Iguazú was absolutely incredible. The trip ran very smoothly, I had so much fun, and saw the most beautiful sights I’ve ever seen in my life. The falls sit on the borders of Brazil and Argentina and we were fortunate enough to visit both sides!
I was absolutely in love with Iguazú. I haven’t been the biggest fan of Buenos Aires for a variety of reasons. I’ve never fallen in love with that city. I don’t hate it or anything, it just isn’t my favorite city in the world. There’s been times I felt like I made the wrong choice to come here because of that, but every time I travel a bit whether it be and hour outside of the city or 18 hours away, I feel better and better about my decision to come and truly think Argentina as a whole is a pretty incredible country.
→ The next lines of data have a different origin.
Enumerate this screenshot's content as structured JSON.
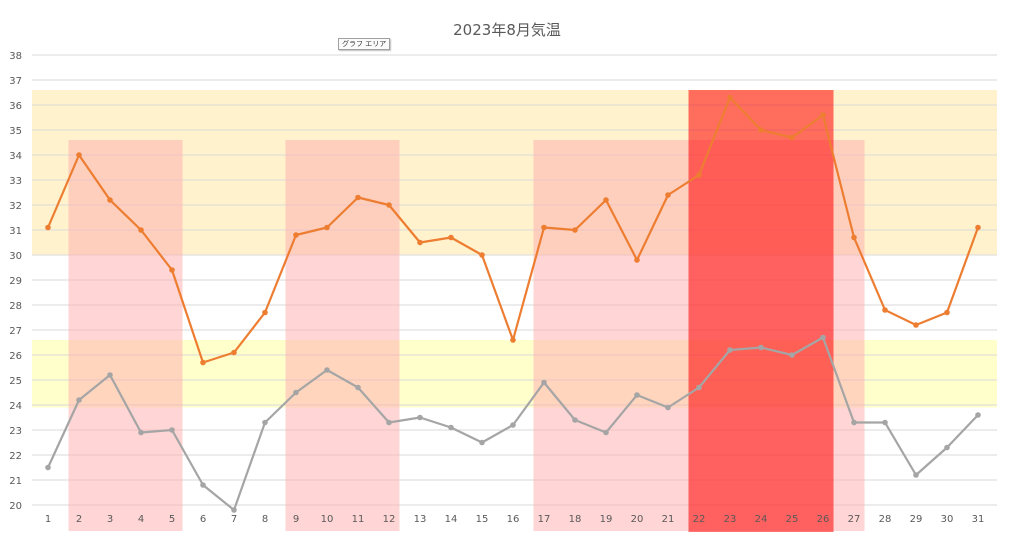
{
  "tooltip": "グラフ エリア",
  "chart_data": {
    "type": "line",
    "title": "2023年8月気温",
    "xlabel": "",
    "ylabel": "",
    "ylim": [
      20,
      38
    ],
    "yticks": [
      20,
      21,
      22,
      23,
      24,
      25,
      26,
      27,
      28,
      29,
      30,
      31,
      32,
      33,
      34,
      35,
      36,
      37,
      38
    ],
    "grid": true,
    "legend": "none",
    "categories": [
      "1",
      "2",
      "3",
      "4",
      "5",
      "6",
      "7",
      "8",
      "9",
      "10",
      "11",
      "12",
      "13",
      "14",
      "15",
      "16",
      "17",
      "18",
      "19",
      "20",
      "21",
      "22",
      "23",
      "24",
      "25",
      "26",
      "27",
      "28",
      "29",
      "30",
      "31"
    ],
    "series": [
      {
        "color": "#ED7D31",
        "values": [
          31.1,
          34.0,
          32.2,
          31.0,
          29.4,
          25.7,
          26.1,
          27.7,
          30.8,
          31.1,
          32.3,
          32.0,
          30.5,
          30.7,
          30.0,
          26.6,
          31.1,
          31.0,
          32.2,
          29.8,
          32.4,
          33.2,
          36.3,
          35.0,
          34.7,
          35.6,
          30.7,
          27.8,
          27.2,
          27.7,
          31.1
        ]
      },
      {
        "color": "#A5A5A5",
        "values": [
          21.5,
          24.2,
          25.2,
          22.9,
          23.0,
          20.8,
          19.8,
          23.3,
          24.5,
          25.4,
          24.7,
          23.3,
          23.5,
          23.1,
          22.5,
          23.2,
          24.9,
          23.4,
          22.9,
          24.4,
          23.9,
          24.7,
          26.2,
          26.3,
          26.0,
          26.7,
          23.3,
          23.3,
          21.2,
          22.3,
          23.6
        ]
      }
    ],
    "bands": [
      {
        "from": 30,
        "to": 36.6,
        "color": "#FFF2CC"
      },
      {
        "from": 23.9,
        "to": 26.6,
        "color": "#FFFFCC"
      }
    ],
    "highlight_ranges": [
      {
        "start": 2,
        "end": 5,
        "color": "#FFB3B3"
      },
      {
        "start": 9,
        "end": 12,
        "color": "#FFB3B3"
      },
      {
        "start": 17,
        "end": 27,
        "color": "#FFB3B3"
      },
      {
        "start": 22,
        "end": 26,
        "color": "#FF0000"
      }
    ]
  }
}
I can feel my mind opening up and my world view changing, and it has to be one of the coolest things ever. Spanish has served as a connection to a place I had absolutely no prior connections to, and to begin to understand an entirely brand new culture and country. About a month ago, I was running late and feeling very flustered, but I needed a question answered by someone. They had noticed me speaking English with a friend from the US before we approached them. They asked me if I spoke English when my Spanish and just my brain in general was sort of failing me at the time because I was so flustered, and I was so flustered I said NO and then just continued speaking in Spanish! Um, oops? English is just my native language? However, it forced me to get my Spanish speaking act together. I had my question answered, and from a culmination of many circumstances similar to that one, I continue to see that making mistakes is the best way to learn. And I am grateful for the places knowing Spanish has been able to take me. Seeing how much more I have to learn really makes me want there to go out there and do it. I’ll continue taking Spanish classes when I get back to AU, but I think I’d really like to live in a Spanish speaking country again sometime after college.
Speaking Spanish has not only opened the door for me to study and travel Argentina, but it has also served as the connection to the culture of my ethnicity. It’s the language widely spoken in the country my dad was born in and one of the languages he grew up speaking. For quite some time now I’ve had some questions about my identity. There is grand conflation between race and ethnicity in the way they are talked about, but they are separate. What does it mean to be a white and Latina? Is it acceptable to identify this way? How living in the US fit into the picture? First and foremost, I’m duly aware of the privilege I have in being white passing alongside being born and raised in the United States. It’s a strangely unique situation, and I have so many more questions than the three written above. I’m not quite ready to publicize all my thoughts on it, but I’ve made a lot of progress and feel as though I’m finally starting to arrive at some answers for the first time in my life and that is an incredible feeling. It just so happened that as I mentally arrived in this place, I had a fantastic conversation with some friends on the last day of our Iguazú trip that made it crystal clear that race and ethnicity are intertwined but nevertheless different. Conversations like that one, traveling, and a whole lot of thinking deeply about it have and will continue to help me answer my questions.
Overall I feel really grateful for the places I’ve seen, the people I’ve met, and the experiences I’ve had so far. I still have about a month and a half left, and look forward to the remaining adventures that await!